Delta Air Lines CEO Ed Bastian revealed to employees that the airline now expects revenue to plunge $10 billion in the second quarter of this year — or an 80% decline compared to last year — as the airline deals with the economic fallout from the coronavirus pandemic.

"It's also clear, given the underlying damage the virus has created to the overall economy, that demand recovery will take an extended period once the virus is contained," he said in a letter to employees, obtained by CNN.

Delta arranged for $2.6 billion in new borrowing and drew down an additional $3 billion in cash on an existing credit line, Bastian revealed. And he said about 13,000 of more than 90,000 Delta employees had agreed to take voluntary unpaid leaves.

He also defended past spending by the company, saying that most of the profits in recent years went into new aircraft and employees, not to share repurchases or dividends that benefit shareholders.

Earlier this week, Bastian wrote another letter to employees in which he said the airline would cut 70% of it scheduled flights and that it would park 600 of its jets, more than half of its fleet. He also warned that involuntary furloughs or pay cuts might be necessary.

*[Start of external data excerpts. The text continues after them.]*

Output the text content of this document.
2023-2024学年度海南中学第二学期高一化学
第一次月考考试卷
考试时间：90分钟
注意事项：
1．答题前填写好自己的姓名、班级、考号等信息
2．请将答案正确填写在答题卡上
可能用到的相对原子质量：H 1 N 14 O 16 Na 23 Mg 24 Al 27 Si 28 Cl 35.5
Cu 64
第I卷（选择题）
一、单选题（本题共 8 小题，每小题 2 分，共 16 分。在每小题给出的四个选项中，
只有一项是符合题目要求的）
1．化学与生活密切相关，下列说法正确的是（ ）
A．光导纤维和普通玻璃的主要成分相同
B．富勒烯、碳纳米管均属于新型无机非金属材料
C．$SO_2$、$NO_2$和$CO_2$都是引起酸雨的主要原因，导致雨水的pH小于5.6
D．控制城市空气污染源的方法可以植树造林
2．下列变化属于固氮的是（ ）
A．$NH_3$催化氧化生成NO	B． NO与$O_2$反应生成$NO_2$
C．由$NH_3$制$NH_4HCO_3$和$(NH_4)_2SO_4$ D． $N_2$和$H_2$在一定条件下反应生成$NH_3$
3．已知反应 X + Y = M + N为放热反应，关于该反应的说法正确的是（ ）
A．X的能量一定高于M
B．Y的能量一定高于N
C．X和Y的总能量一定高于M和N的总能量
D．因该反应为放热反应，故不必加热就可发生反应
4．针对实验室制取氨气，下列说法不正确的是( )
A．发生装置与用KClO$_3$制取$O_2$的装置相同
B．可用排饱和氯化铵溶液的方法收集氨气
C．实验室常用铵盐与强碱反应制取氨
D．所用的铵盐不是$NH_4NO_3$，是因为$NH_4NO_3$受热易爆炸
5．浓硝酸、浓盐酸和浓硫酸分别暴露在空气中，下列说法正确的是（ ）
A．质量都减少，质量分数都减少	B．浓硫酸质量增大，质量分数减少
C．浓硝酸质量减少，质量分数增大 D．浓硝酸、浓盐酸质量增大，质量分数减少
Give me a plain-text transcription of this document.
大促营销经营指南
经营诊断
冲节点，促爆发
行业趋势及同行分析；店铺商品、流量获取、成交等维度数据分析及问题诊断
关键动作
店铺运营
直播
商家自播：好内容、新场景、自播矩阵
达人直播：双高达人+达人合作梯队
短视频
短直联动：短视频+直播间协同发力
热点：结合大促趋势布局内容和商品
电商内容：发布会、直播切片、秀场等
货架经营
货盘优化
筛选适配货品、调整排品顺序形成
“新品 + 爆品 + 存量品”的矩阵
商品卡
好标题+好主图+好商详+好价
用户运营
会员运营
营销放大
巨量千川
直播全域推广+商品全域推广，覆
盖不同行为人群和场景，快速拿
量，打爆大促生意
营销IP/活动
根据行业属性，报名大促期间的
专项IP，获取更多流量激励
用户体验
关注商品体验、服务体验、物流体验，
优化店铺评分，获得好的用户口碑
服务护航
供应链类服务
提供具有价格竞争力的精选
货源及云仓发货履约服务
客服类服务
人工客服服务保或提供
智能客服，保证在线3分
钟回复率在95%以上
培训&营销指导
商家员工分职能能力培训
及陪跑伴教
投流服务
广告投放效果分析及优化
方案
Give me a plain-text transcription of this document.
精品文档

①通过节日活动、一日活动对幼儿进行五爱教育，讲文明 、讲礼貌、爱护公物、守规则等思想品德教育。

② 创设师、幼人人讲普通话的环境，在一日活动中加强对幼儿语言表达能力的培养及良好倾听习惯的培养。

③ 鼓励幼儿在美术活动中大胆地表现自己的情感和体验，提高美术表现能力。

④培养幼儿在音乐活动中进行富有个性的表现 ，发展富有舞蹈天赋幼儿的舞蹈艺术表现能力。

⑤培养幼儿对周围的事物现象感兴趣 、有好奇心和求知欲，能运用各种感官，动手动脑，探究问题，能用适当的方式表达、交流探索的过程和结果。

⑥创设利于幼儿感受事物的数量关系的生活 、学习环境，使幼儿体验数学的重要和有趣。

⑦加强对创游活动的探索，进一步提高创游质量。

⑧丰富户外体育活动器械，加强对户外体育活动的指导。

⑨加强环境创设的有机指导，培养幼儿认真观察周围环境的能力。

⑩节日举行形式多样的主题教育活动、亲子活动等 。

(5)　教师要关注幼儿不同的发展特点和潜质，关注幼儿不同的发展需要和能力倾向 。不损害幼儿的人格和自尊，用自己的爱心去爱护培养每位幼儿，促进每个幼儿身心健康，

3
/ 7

"I know everyone is concerned about the security of your jobs and pay. Given the uncertainty about the duration of this crisis, we are not yet at a point to make any decisions," he wrote on Wednesday. "And those are very painful decisions to even consider. In this unpredictable environment we can't take any options off the table, but any steps that would affect your jobs or pay rates would be the absolute last thing we would do, and only if necessary to secure Delta's long-term future."
5:03 p.m. ET, March 20, 2020

This brewery will produce hand sanitizer for Delaware

From CNN’s Tanika Gray

John Greim/LightRocket/Getty Images/File
John Greim/LightRocket/Getty Images/File

The state of Delaware and the Dogfish Head Craft Brewery are teaming up to make more hand sanitizer available to the state’s government, according to a statement from Delaware Gov. John Carney.

Dogfish Head will sell the sanitizer to the state of Delaware at market price, and 100% of the profits will go into a fund to support Delawareans affected by the Covid-19 pandemic, the statement said.

According to the statement, the craft brewery has dedicated its sanitizer inventory to fulfilling critical needs of the state, including providing the product to health care facilities and first responders.

“I never thought Dogfish Head would be in the sanitizer business. But this is a time of crisis, and necessity is the mother of invention,” Sam Calagione, founder of Dogfish Head, said in the statement. “It is our duty to do what we can to keep as many people safe and healthy in our community.”
4:48 p.m. ET, March 20, 2020

Large increase in firearms purchases during pandemic contributed to background check delays

From CNN's Devon Sayers

A large increase in firearms purchases during the coronavirus pandemic contributed to a delay in background checks for firearms, according to a statement from the Tennessee Bureau of Investigation.

TBI processed a total of 14,657 transactions between March 12 and March 16, the statement said. 

During a comparable five-day period, Feb. 13 through Feb. 17, they processed only 7,901 transactions, according to the statement.

A shortage in staff and an unplanned technical outage also contributed to the delay, the statement said.